Press Release

France  : Les représailles contre PPLAAF et Global Witness s’intensifient avec de nouvelles procédures baillons

30-11-2020

Depuis la publication de leur rapport «  Des Sanctions, mine de rien  », les deux associations sont visées par 4 plaintes en France

(Paris, le 23 novembre 2020) – Les procédures-bâillons contre PPLAAF et Global Witness diligentées par les personnes visées par leurs enquêtes sont de nouvelles tentatives de rétorsion contre les groupes qui travaillent pour faire éclater la vérité. Une coalition de 48 organisations de protection des lanceurs d’alerte et de la presse, accompagnés de groupes anti-corruption et de protection des droits humains, appellent la communauté internationale à agir immédiatement pour enrayer ce type de harcèlement judiciaire visant des vigies de l’intérêt général.

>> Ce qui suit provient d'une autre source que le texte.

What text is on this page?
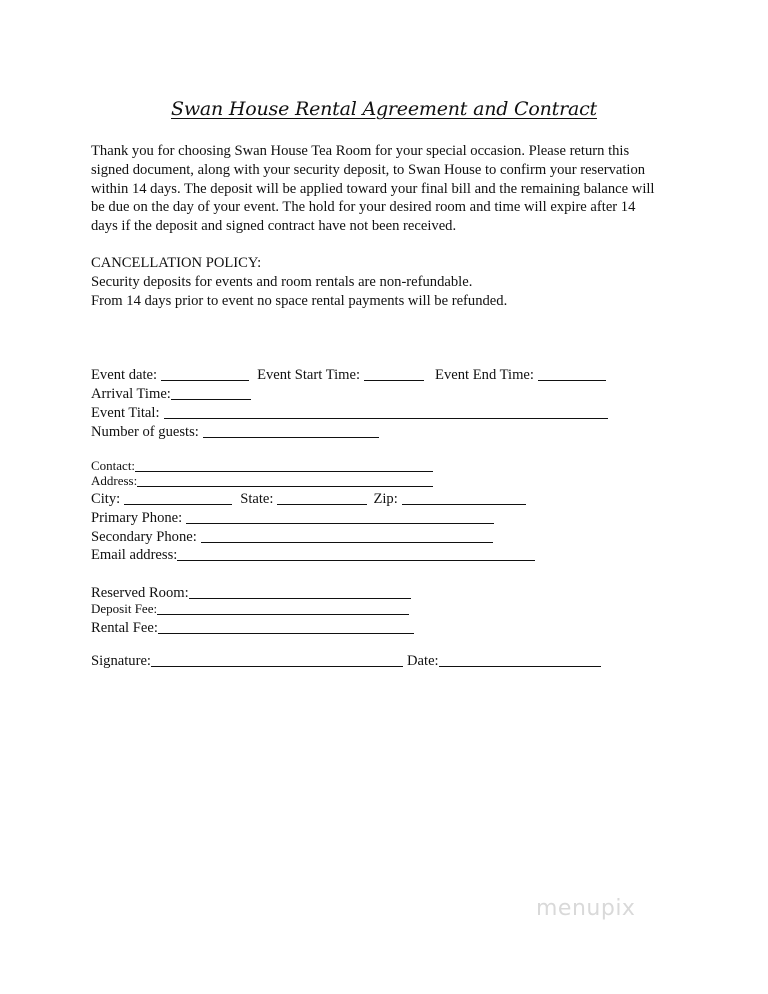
Swan House Rental Agreement and Contract

Thank you for choosing Swan House Tea Room for your special occasion. Please return this
signed document, along with your security deposit, to Swan House to confirm your reservation
within 14 days. The deposit will be applied toward your final bill and the remaining balance will
be due on the day of your event. The hold for your desired room and time will expire after 14
days if the deposit and signed contract have not been received.

CANCELLATION POLICY:
Security deposits for events and room rentals are non-refundable.
From 14 days prior to event no space rental payments will be refunded.

Event date:	Event Start Time:	Event End Time:
Arrival Time:
Event Tital:
Number of guests:
Contact:
Address:
City:	State:	Zip:
Primary Phone:
Secondary Phone:
Email address:
Reserved Room:
Deposit Fee:
Rental Fee:
Signature:	Date:
menupix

Le but réel de ce type de procédure n’est pas de faire condamner des journalistes ou des associations, mais de les harceler, de créer un environnement suffisamment hostile pour les pousser à l’auto-censure, pour tenter vainement de décrédibiliser leur parole et de détourner l’attention de l’opinion publique de l’extrême gravité des informations publiées.

Le 2 juillet 2020, Global Witness et PPLAAF ont révélé, dans une enquête conjointe intitulée «   Des sanctions, mine de rien  », la face sombre de l’empire commercial du milliardaire Dan Gertler. Avaient également participé à cette enquête internationale  Le Monde,  Bloomberg, et  Haaretz.

Dan Gertler est un homme d’affaires israélien, magnat du secteur minier en République Démocratique du Congo (RDC), proche de Joseph Kabila, président de la RDC de 2001 à 2019. En 2017, le Bureau des contrôles des avoirs étrangers du département du trésor américain (OFAC) a émis des sanctions contre Dan Gertler et ses sociétés. L’OFAC lui reproche de s’être servi de son amitié étroite avec l’ancien président congolais pour s’imposer comme intermédiaire dans la vente d’actifs miniers en RDC, obligeant ainsi certaines multinationales à passer par lui pour faire des affaires avec l’Etat congolais. L’OFAC a estimé qu’entre 2010 et 2012 seulement, la RDC avait perdu plus de 1,36 milliards de dollars de revenus en raison de la sous-évaluation des actifs miniers vendus à des sociétés offshores liées à Dan Gertler.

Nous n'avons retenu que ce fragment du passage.